Lo que para el ojo desprevenido de las redes sociales pareció un simple encuentro gastronómico, para el termómetro político de Buenos Aires fue un mensaje de impacto. Bajo el epígrafe “Cena con amigos junto a Mario Pergolini”, Dante Gebel compartió una imagen que rápidamente se volvió tendencia. Sin embargo, detrás de las sonrisas y el ambiente relajado, se cocina una de las estrategias de construcción de poder más atípicas de los últimos tiempos.

El vínculo no es nuevo, pero sí cada vez más estrecho.

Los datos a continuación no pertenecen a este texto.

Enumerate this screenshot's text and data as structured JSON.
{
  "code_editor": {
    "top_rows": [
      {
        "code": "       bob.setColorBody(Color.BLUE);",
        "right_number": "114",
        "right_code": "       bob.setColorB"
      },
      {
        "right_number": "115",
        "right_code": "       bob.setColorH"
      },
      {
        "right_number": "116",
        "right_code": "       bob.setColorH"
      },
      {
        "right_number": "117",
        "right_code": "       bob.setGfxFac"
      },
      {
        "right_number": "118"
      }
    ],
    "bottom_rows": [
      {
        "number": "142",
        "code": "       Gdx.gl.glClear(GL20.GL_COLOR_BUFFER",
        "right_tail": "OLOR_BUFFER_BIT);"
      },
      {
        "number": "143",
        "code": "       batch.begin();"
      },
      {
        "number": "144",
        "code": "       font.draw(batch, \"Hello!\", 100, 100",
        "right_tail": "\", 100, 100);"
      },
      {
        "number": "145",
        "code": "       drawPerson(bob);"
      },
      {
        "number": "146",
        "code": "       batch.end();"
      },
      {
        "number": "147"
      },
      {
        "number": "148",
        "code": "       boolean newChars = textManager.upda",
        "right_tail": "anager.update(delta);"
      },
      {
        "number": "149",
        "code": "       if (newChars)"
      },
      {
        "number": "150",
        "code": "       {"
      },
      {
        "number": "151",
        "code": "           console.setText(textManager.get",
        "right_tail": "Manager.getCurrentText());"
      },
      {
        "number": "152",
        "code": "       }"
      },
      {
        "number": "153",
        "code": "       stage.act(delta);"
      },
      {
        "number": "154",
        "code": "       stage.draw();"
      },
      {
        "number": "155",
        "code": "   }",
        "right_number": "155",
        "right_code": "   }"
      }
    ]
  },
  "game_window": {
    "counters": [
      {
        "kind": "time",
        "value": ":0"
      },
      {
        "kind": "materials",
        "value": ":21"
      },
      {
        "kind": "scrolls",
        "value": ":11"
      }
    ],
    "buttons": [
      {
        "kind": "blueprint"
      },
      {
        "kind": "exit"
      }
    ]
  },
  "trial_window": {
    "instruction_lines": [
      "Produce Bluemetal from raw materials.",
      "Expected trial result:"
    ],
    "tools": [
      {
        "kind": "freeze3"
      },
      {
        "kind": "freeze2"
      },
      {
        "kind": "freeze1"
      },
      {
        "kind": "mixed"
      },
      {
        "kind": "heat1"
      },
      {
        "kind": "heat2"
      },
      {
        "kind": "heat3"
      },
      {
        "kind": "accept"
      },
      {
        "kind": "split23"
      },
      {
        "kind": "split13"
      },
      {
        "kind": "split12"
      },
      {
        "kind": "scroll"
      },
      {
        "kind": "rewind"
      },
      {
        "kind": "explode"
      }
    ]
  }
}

Mario Pergolini es, para muchos, el arquitecto detrás de la estética moderna y el despliegue audiovisual que sacó a Gebel del nicho religioso para insertarlo en el "mainstream" comunicacional. El dueño de Vorterix es el hombre que ha sabido traducir el carisma del pastor al lenguaje de las audiencias masivas, transformando sus presentaciones en eventos de nivel internacional.
Sin embargo, esta vez el contexto es diferente. Gebel no aterrizó en Argentina solo para grabar programas. Su desembarco tiene un aroma electoral cada vez más nítido. Según fuentes cercanas, el conferencista está en pleno proceso de "testeo" de una posible candidatura presidencial. En este armado, la logística no es azarosa: quien lo recibió en su llegada al país fue Juan Pablo Brey, el titular del gremio de Aeronavegantes, marcando una sorpresiva pero estratégica pata sindical en su círculo de confianza.

El respaldo político empieza a asomar desde otros sectores. El legislador Eugenio Casielles ha sido uno de los más explícitos al respecto, asegurando que el pastor lo representa "como persona", lo que marca un puente directo con sectores del liberalismo y el centroderecha que buscan figuras frescas, por fuera de la política tradicional, capaces de movilizar voluntades sin las estructuras partidarias clásicas.
La cena de anoche confirma que Gebel no piensa caminar solo. Con la mística de la fe, el apoyo gremial de figuras como Brey y el poder de los medios de Pergolini, el "presidenciable" de la sonrisa perfecta empieza a jugar fuerte en la arena política argentina, donde las tendencias de redes suelen ser el primer paso de las estrategias de largo aliento.